Summary: Features include 1) cushion-shaped fruitbodies on willow wood, 2) fruitbody color purplish gray becoming black, the surface with conspicuous perithecial mounds, 3) dull reddish brown granules beneath the surface and between perithecia, with KOH-extractable pigments greenish olivaceous, and 4) spores that are elliptic, nearly equilateral, and brown, with a continuous to discontinuous germ slit much less than spore-length, and with dotted ornamentation on the entire epispore. Miller, J.H.(1) considered H. macrosporum P. Karst. to be a synonym of H. mammatum (Wahlenb.) P. Karst. [== Entoleuca mammata (Wahlenb.) J.D. Rogers & Y.-M. Ju].
Microscopic: SPORES 22-31 x (7.5) 8.5-11 microns, elliptic, "nearly equilateral, with narrowly rounded ends, sometimes with one or both ends broadened", "brown to dark brown, unicellular", "with straight, continuous to discontinuous germ slit much less than spore-length", "perispore indehiscent in 10% KOH", epispore smooth, finely dotted beneath epispore; ASCUS 190-260 x 13-16 microns in total, spore-bearing part 130-180 microns long, the stem 50-90 mm long, with apical ring lightly blueing in Melzer''s reagent, discoid, 0.18-0.2 microns high and 0.5-0.6 microns broad; PERITHECIUM 100-400 microns in diameter and 300-400 microns high, spherical to obovoid, (Ju)

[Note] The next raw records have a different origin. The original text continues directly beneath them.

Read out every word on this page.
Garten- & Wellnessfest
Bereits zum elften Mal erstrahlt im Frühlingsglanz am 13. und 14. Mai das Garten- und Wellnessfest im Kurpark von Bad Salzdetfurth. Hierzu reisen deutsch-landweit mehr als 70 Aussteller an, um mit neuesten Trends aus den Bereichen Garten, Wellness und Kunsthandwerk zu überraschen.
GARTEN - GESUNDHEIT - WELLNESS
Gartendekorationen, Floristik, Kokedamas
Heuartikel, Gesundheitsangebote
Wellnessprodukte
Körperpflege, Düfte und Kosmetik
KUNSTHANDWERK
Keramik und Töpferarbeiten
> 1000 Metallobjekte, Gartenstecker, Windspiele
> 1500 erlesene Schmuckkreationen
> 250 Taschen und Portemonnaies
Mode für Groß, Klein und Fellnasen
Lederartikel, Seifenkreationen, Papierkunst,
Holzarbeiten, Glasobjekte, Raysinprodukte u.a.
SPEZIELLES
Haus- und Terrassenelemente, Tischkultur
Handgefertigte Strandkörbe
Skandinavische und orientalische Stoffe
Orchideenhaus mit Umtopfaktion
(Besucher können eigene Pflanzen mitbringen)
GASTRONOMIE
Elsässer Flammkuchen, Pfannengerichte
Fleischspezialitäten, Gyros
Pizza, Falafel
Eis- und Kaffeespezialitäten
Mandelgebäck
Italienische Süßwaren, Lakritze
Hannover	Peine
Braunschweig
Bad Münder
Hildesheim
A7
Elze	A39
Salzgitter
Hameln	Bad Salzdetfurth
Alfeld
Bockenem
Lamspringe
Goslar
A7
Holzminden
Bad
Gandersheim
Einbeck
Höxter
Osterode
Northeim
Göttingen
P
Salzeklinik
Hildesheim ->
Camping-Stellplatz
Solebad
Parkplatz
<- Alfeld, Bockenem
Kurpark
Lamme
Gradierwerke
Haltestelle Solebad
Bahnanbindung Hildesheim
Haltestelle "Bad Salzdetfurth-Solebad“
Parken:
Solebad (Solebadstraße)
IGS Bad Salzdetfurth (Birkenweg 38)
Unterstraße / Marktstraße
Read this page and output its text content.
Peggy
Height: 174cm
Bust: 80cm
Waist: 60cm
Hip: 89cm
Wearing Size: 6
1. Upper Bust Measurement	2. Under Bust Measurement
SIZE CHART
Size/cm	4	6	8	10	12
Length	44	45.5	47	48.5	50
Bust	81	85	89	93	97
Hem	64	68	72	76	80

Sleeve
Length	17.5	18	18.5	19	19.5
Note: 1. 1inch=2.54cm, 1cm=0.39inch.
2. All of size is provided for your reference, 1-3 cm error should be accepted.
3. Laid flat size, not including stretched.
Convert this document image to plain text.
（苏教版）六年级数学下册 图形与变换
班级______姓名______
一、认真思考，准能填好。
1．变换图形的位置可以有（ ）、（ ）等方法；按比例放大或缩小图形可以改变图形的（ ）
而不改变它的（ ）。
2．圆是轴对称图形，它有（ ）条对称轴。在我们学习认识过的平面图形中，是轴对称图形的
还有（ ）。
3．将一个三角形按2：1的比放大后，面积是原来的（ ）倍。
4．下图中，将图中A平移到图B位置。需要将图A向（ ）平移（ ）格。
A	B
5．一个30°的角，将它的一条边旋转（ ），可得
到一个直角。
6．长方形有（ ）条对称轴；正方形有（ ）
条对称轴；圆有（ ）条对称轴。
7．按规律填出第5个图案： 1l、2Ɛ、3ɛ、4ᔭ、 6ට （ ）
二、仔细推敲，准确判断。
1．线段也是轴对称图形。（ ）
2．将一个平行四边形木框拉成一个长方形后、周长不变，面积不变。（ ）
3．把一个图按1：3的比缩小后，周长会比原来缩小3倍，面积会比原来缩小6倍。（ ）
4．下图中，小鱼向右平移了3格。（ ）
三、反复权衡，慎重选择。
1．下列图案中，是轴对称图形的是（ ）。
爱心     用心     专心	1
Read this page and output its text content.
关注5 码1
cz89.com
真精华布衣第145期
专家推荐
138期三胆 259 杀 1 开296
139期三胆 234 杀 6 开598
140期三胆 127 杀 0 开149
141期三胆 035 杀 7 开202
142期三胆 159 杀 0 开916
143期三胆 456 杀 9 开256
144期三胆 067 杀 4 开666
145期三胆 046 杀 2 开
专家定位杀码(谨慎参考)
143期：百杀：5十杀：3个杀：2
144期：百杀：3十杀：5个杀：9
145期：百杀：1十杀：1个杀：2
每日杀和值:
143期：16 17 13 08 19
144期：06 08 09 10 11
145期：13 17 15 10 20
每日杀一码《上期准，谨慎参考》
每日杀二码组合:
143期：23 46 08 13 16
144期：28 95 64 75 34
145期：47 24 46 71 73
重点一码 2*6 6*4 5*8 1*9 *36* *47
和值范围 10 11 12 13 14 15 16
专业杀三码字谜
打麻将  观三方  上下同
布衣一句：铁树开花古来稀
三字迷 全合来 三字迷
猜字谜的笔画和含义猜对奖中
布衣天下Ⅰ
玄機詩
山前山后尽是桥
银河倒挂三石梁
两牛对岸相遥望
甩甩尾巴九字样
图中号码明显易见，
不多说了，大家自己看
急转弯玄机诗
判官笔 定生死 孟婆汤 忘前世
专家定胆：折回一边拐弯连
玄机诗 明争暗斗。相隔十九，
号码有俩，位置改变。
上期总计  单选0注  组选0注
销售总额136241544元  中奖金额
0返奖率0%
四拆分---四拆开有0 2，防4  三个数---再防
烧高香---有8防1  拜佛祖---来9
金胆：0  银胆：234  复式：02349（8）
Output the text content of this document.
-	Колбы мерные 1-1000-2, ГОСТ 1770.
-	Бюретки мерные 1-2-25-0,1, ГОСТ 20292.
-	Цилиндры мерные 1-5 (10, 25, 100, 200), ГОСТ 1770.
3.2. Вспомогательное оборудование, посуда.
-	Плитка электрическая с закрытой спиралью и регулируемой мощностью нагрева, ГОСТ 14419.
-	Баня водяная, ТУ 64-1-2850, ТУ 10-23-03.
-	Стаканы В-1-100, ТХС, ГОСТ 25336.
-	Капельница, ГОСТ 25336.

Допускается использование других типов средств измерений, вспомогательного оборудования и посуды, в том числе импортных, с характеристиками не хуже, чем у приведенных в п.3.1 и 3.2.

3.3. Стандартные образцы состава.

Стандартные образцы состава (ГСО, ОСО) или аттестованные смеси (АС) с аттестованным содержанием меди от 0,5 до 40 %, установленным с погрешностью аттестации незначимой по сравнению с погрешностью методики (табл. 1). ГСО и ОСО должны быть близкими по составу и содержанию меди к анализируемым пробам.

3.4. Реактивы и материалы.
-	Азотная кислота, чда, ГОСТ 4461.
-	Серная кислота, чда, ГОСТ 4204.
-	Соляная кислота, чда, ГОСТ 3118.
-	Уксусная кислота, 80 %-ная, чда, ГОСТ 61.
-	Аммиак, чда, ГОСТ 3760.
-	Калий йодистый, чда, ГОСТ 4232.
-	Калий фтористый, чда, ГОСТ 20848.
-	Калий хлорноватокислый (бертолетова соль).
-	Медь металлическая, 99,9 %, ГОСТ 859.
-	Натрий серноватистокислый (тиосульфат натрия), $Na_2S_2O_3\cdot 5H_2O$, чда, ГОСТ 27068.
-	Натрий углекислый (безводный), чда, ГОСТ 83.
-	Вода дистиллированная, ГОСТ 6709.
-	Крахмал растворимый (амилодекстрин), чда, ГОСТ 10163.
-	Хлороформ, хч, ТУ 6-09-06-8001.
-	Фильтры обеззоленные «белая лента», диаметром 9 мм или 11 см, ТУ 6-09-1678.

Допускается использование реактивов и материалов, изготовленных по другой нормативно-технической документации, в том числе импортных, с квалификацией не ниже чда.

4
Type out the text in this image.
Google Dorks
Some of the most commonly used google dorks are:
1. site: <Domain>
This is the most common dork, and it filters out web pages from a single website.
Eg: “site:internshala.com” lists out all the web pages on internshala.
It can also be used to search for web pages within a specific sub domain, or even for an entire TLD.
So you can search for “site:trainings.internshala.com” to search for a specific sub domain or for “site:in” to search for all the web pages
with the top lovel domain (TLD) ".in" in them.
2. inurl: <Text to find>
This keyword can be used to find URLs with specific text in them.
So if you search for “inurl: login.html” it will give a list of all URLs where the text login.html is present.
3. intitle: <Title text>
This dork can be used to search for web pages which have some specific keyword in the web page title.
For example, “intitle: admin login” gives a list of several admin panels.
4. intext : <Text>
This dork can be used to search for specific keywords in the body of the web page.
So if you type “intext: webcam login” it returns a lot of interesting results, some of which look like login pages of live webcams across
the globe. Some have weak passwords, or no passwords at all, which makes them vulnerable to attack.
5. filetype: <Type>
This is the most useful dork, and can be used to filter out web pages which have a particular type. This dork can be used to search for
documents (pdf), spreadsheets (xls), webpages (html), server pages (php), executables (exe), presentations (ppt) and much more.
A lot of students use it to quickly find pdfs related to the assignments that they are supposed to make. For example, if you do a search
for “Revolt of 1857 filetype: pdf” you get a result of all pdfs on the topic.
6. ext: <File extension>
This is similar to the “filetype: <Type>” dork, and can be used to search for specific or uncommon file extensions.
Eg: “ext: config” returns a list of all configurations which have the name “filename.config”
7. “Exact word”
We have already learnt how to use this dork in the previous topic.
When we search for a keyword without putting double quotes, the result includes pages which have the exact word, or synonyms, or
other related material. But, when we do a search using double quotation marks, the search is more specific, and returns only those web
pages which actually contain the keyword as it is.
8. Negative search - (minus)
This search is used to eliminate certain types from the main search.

Notes: Hypoxylon macrosporum has been found in BC, WY, Russia, and Switzerland, (Ju).
Habitat and Range
SIMILAR SPECIES
"Hypoxylon macrosporum differs from H. vogesiacum in having greenish stromatal pigments, in having darker, larger, more inequilateral ascospores, in having a less than spore-length germ slit, and in having dotted ornamentation on the entire ascospore epispore", (Ju).
Habitat
generally associated with Salix (willow) in glaciated areas, (Ju)
Synonyms
Synonyms and Alternate Names: Hyphoderma laeta P. Karst. Hypoxylon vogesiacum var. macrosporum J.H. Mill.